ColumnistsPREMIUM

Cape Town-envy is alive and well in SA’s ‘other’ cities

Johannesburg and Durban dwellers are eyeing Cape Town’s fires and lack of water with no small amount of schadenfreude, writes Anthony Butler

Picture: THINKSTOCK
Picture: THINKSTOCK

Travelers between SA’s urban centres quickly learn one surprising lesson: well-to-do citizens in each of this country’s big cities take inordinate pleasure in contemplating the misfortunes of the inhabitants of the other metros. Such schadenfreude is often accompanied by an unseemly gloating about the successes of the home city.

These sentiments may originate in the late 19th century, when the English-speaking elites of Cape Town and Durban were suddenly supplanted in power and prestige. Johannesburg did not exist in 1880. By 1911 it contained 240,000 inhabitants, and the Witwatersrand as a whole held twice that number.

Johannesburg remained a city of rough edges, but it became the heartland of money and power. Cape Town thereafter was a backwater. As for Durban, elites beyond then-Natal settled on the view that there was little need to take any further notice of it at all.

A shared international schadenfreude partially united the country despite these internal divides. This was sustained by the country’s perverse relationship to the travails of the outside world. From the abandonment of the gold standard, to turmoil in the Middle East, tumult in international affairs raised demand for the safe haven of gold, so boosting SA’s foreign exchange earnings. Between the great depression of the 1930s and the end of the second world war — a period of appalling human suffering — SA prospered as its economy enjoyed an extended export-driven expansion.

In domestic affairs, however, competition between the cities continued. The "gloat balance" has shifted decisively in Cape Town’s favour in recent years. When things go wrong in Gauteng, the currency falls, and the Cape’s tourism and property industries benefit from a flood of dollars and euros — no matter how hard the Home Affairs Department and South African Airways work to keep wealthy foreigners away.

When perceptions of crime worsen in Gauteng, a stream of that province’s citizens makes its way to the Cape. Meanwhile, the perennial governance crises of the Eastern Cape provide Cape Town with a pipeline of young, mobile and ambitious workers.

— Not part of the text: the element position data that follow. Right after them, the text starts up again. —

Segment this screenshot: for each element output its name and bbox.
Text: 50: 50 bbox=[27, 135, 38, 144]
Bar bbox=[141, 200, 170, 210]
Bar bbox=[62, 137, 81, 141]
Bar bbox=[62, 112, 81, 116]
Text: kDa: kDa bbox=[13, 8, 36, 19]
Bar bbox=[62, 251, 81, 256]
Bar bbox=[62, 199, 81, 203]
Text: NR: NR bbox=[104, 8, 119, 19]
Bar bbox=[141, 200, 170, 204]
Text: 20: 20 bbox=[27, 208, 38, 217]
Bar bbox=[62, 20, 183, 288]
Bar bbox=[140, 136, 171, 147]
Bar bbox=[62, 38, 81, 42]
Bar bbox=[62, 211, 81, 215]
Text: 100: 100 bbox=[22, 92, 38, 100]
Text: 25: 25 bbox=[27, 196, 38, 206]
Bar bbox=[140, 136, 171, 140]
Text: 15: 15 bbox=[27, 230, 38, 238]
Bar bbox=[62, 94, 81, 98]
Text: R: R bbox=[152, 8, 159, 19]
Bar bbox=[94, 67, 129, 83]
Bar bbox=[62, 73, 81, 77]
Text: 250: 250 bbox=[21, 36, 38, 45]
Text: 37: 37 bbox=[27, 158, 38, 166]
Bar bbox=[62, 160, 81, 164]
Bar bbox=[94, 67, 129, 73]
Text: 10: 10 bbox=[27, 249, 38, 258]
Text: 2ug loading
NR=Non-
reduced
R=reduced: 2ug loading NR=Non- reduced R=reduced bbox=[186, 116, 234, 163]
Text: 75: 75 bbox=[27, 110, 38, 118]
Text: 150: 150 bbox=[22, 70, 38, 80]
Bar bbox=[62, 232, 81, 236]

The Western Cape’s 6-million people now account for 15% of GDP. The province enjoys the lowest unemployment rates in the country, a disproportionate number of registered taxpayers, a young and well educated population, and better welfare outcomes than all other provinces (although Gauteng sometimes runs it close).

Citizens of Johannesburg do not like to show how much this hurts. They still gripe about the social, cultural, and racial limitations of Cape Town. When they come to the Cape — often astride bicycles and disguised in Lycra outfits — they glance only surreptitiously, but nevertheless longingly, in real estate agents’ windows.

One consequence of this extended era of Capetonian gloating is that the residents of the other great cities are always hankering after bad news from the Cape. Fortunately some higher power has delivered exactly such news, and through the appropriate biblical conduits of fire and water.

The city has been struck by thousands of destructive fires that have been attributed by locals to various mystical, magical, and political agencies. Now the dam levels are falling towards 25% of usable capacity. This is all tragic and concerning, but, from the viewpoint of the good citizens of Johannesburg and Durban, it is somehow altogether well deserved.